Press worked for Dreamworks for a decade till 2007 and now runs her own company. Last year she worked on The Social Network, the so-called “Facebook movie”. It went on to land on 78 critics’ top 10 list for 2010 and on 22 of those as numer one.
Though The Social Network had no fancy special effects, action sequences or comic book tie-ins like the typical blockbuster movies nowadays, it went on to gross $96,962,694 in the United States and $127,957,621 elsewhere, for a worldwide total of $224,920,315.
Her hire marks the first time that Lionsgate has recruited a consultant to work under marketing president Tim Palen. It has more at stake with “The Hunger Games” than on any film before: It’s Lionsgate’s most expensive production and the first of four planned pictures that Wall Street analysts are expecting to bring in hundreds of millions in profits.

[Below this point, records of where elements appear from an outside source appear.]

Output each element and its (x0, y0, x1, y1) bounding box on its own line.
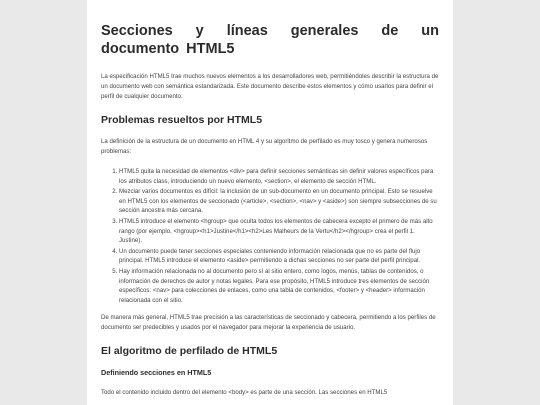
page-title: Secciones y líneas generales de un documento HTML5 (101, 23, 439, 57)
problems-list (101, 167, 439, 305)
list-item: 5. Hay información relacionada no al documento pero sí al sitio entero, como logos, menús, tablas de contenidos, o información de derechos de autor y notas legales. Para ese propósito, HTML5 introduce tres elementos de sección específicos: <nav> para colecciones de enlaces, como una tabla de contenidos, <footer> y <header> información relacionada con el sitio. (119, 267, 439, 305)
list-item: 3. HTML5 introduce el elemento <hgroup> que oculta todos los elementos de cabecera excepto el primero de más alto rango (por ejemplo, <hgroup><h1>Justine</h1><h2>Les Malheurs de la Vertu</h2></hgroup> crea el perfil 1. Justine). (119, 217, 439, 246)
list-item: 4. Un documento puede tener secciones especiales conteniendo información relacionada que no es parte del flujo principal. HTML5 introduce el elemento <aside> permitiendo a dichas secciones no ser parte del perfil principal. (119, 247, 439, 266)
section-heading-algorithm: El algoritmo de perfilado de HTML5 (101, 345, 278, 358)
section-heading-problems: Problemas resueltos por HTML5 (101, 114, 263, 126)
intro-paragraph: La especificación HTML5 trae muchos nuevos elementos a los desarrolladores web, permitiéndoles describir la estructura de un documento web con semántica estandarizada. Este documento describe estos elementos y cómo usarlos para definir el perfil de cualquier documento. (101, 73, 439, 100)
partial-paragraph: Todo el contenido incluido dentro del elemento <body> es parte de una sección. Las secciones en HTML5 (101, 389, 388, 397)
problems-intro-paragraph: La definición de la estructura de un documento en HTML 4 y su algoritmo de perfilado es muy tosco y genera numerosos problemas: (101, 138, 428, 155)
problems-closing-paragraph: De manera más general, HTML5 trae precisión a las características de seccionado y cabecera, permitiendo a los perfiles de documento ser predecibles y usados por el navegador para mejorar la experiencia de usuario. (101, 314, 436, 332)
article-page (87, 0, 453, 405)
list-item: 1. HTML5 quita la necesidad de elementos <div> para definir secciones semánticas sin definir valores específicos para los atributos class, introduciendo un nuevo elemento, <section>, el elemento de sección HTML. (119, 167, 439, 186)
list-item: 2. Mezclar varios documentos es difícil: la inclusión de un sub-documento en un documento principal. Esto se resuelve en HTML5 con los elementos de seccionado (<article>, <section>, <nav> y <aside>) son siempre subsecciones de su sección ancestra más cercana. (119, 187, 439, 216)
subsection-heading-defining-sections: Definiendo secciones en HTML5 (101, 368, 212, 378)
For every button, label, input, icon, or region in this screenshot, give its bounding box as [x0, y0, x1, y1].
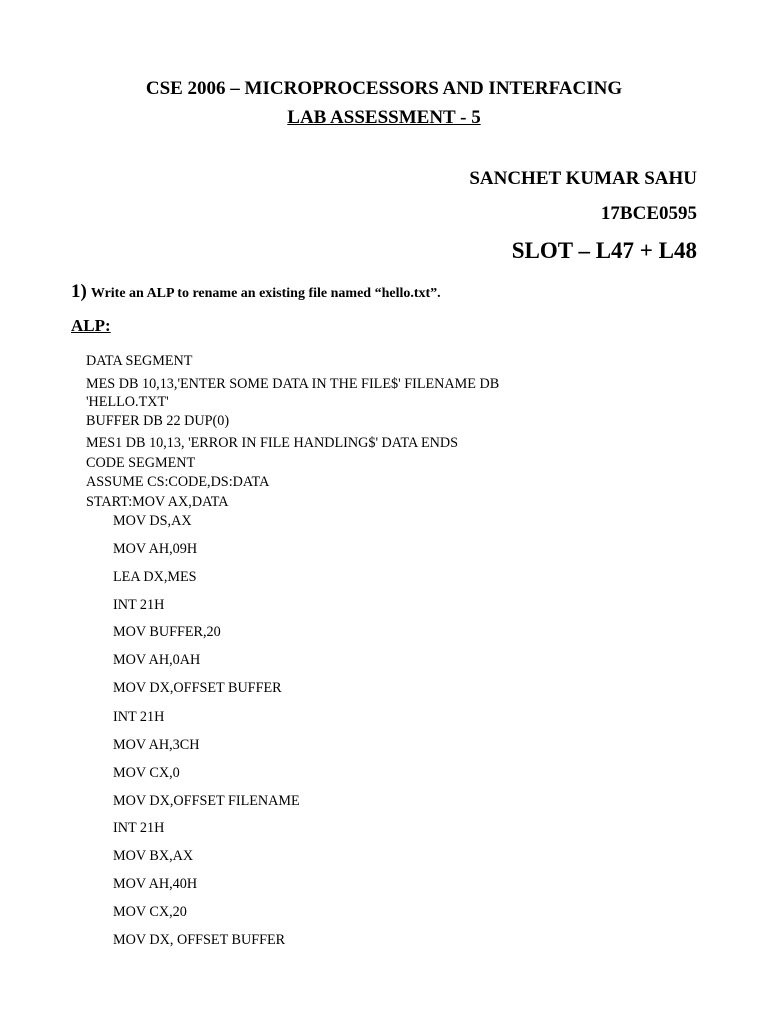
code-line: MOV AH,09H — [113, 541, 198, 557]
code-line: CODE SEGMENT — [86, 455, 196, 471]
alp-heading: ALP: — [71, 316, 111, 335]
code-line: START:MOV AX,DATA — [86, 494, 229, 510]
registration-number: 17BCE0595 — [600, 203, 697, 224]
code-line: MOV CX,0 — [113, 765, 180, 781]
code-line: MES1 DB 10,13, 'ERROR IN FILE HANDLING$' DATA ENDS — [86, 435, 459, 451]
code-line: MOV DX,OFFSET FILENAME — [113, 793, 300, 809]
code-line: INT 21H — [113, 597, 165, 613]
code-line: MOV BUFFER,20 — [113, 624, 221, 640]
code-line: 'HELLO.TXT' — [86, 394, 169, 410]
question-number: 1) — [71, 281, 87, 302]
code-line: MOV DX,OFFSET BUFFER — [113, 680, 282, 696]
code-line: ASSUME CS:CODE,DS:DATA — [86, 474, 270, 490]
code-line: MES DB 10,13,'ENTER SOME DATA IN THE FILE$' FILENAME DB — [86, 376, 500, 392]
code-line: MOV AH,3CH — [113, 737, 200, 753]
assessment-title: LAB ASSESSMENT - 5 — [287, 107, 481, 128]
code-line: MOV DS,AX — [113, 513, 192, 529]
code-line: MOV DX, OFFSET BUFFER — [113, 932, 286, 948]
code-line: MOV AH,0AH — [113, 652, 201, 668]
course-title: CSE 2006 – MICROPROCESSORS AND INTERFACING — [145, 78, 623, 99]
code-line: BUFFER DB 22 DUP(0) — [86, 413, 230, 429]
code-line: INT 21H — [113, 820, 165, 836]
lab-slot: SLOT – L47 + L48 — [511, 238, 697, 263]
question — [71, 281, 441, 303]
question-text: Write an ALP to rename an existing file named “hello.txt”. — [90, 286, 441, 301]
code-line: MOV AH,40H — [113, 876, 198, 892]
code-line: DATA SEGMENT — [86, 353, 193, 369]
code-line: MOV CX,20 — [113, 904, 187, 920]
code-line: LEA DX,MES — [113, 569, 197, 585]
student-name: SANCHET KUMAR SAHU — [469, 168, 697, 189]
code-line: MOV BX,AX — [113, 848, 194, 864]
code-line: INT 21H — [113, 709, 165, 725]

Lionsgate’s motion picture group, run by President Joe Drake, is in a difficult spot because of the disappointing performances of “Conan the Barbarian,” “Warrior” and “Abduction” over the last two months.
Lionsgate has also recruited a new executive to run its distribution department, which plans release dates and books films in theaters. Chris Leroy, a former executive vice president of distribution at Walt Disney Studios, is now interim president of distribution for Lionsgate, reporting to Drake. He was the No. 2 distribution executive at Disney until early this year, when he left along with a wave of others who have departed under new Chairman Rich Ross.

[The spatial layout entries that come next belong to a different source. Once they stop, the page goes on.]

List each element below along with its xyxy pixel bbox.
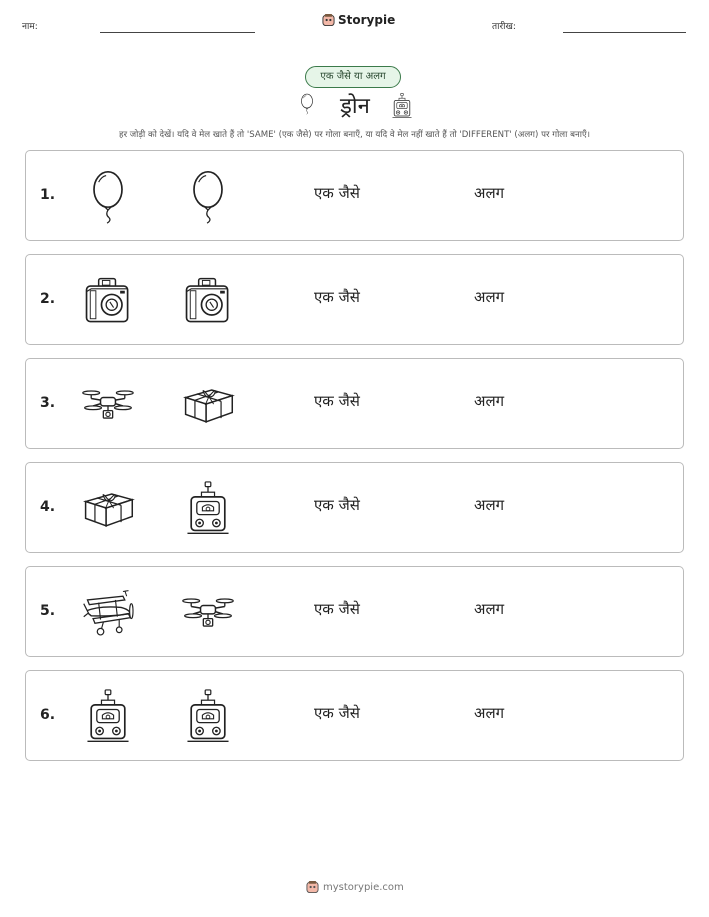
gift-box-icon [180, 377, 236, 433]
question-number: 2. [40, 291, 56, 307]
drone-icon [80, 377, 136, 433]
option-same[interactable]: एक जैसे [314, 600, 360, 618]
option-same[interactable]: एक जैसे [314, 288, 360, 306]
date-line[interactable] [563, 32, 686, 33]
question-card [25, 566, 684, 657]
option-different[interactable]: अलग [474, 288, 505, 306]
gift-box-icon [80, 481, 136, 537]
option-same[interactable]: एक जैसे [314, 704, 360, 722]
option-same[interactable]: एक जैसे [314, 496, 360, 514]
robot-icon [80, 689, 136, 745]
page-title: ड्रोन [340, 94, 370, 119]
option-different[interactable]: अलग [474, 184, 505, 202]
question-number: 4. [40, 499, 56, 515]
robot-icon [180, 481, 236, 537]
balloon-icon [180, 169, 236, 225]
balloon-icon [80, 169, 136, 225]
name-line[interactable] [100, 32, 255, 33]
question-card [25, 358, 684, 449]
option-different[interactable]: अलग [474, 704, 505, 722]
brand-name: Storypie [338, 13, 396, 27]
date-label: तारीख: [492, 22, 516, 32]
camera-icon [80, 273, 136, 329]
footer [306, 880, 404, 894]
worksheet-type-badge: एक जैसे या अलग [305, 66, 401, 88]
option-different[interactable]: अलग [474, 496, 505, 514]
question-number: 6. [40, 707, 56, 723]
storypie-mascot-icon [306, 880, 319, 894]
option-different[interactable]: अलग [474, 392, 505, 410]
question-card [25, 462, 684, 553]
instructions: हर जोड़ी को देखें। यदि वे मेल खाते हैं तो 'SAME' (एक जैसे) पर गोला बनाएँ, या यदि वे मेल नहीं खाते हैं तो 'DIFFERENT' (अलग) पर गोला बनाएँ। [119, 130, 590, 140]
question-number: 5. [40, 603, 56, 619]
camera-icon [180, 273, 236, 329]
balloon-icon [296, 90, 318, 118]
name-label: नाम: [22, 22, 38, 32]
storypie-mascot-icon [322, 13, 335, 27]
robot-icon [180, 689, 236, 745]
question-number: 3. [40, 395, 56, 411]
drone-icon [180, 585, 236, 641]
question-card [25, 150, 684, 241]
brand-logo [322, 13, 395, 27]
option-same[interactable]: एक जैसे [314, 184, 360, 202]
robot-icon [389, 92, 415, 120]
question-card [25, 670, 684, 761]
option-different[interactable]: अलग [474, 600, 505, 618]
option-same[interactable]: एक जैसे [314, 392, 360, 410]
question-number: 1. [40, 187, 56, 203]
footer-url: mystorypie.com [323, 881, 404, 893]
question-card [25, 254, 684, 345]
biplane-icon [80, 585, 136, 641]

The department had been run for the last two years by David Spitz, executive vice president of distribution, who now reports to Leroy.
The changes indicate that Lionsgate management believes its recent woes lie not in the quality of the movies its production executives are making but with its distribution department, and also that its marketing group needs high-powered assistance on “Hunger Games.”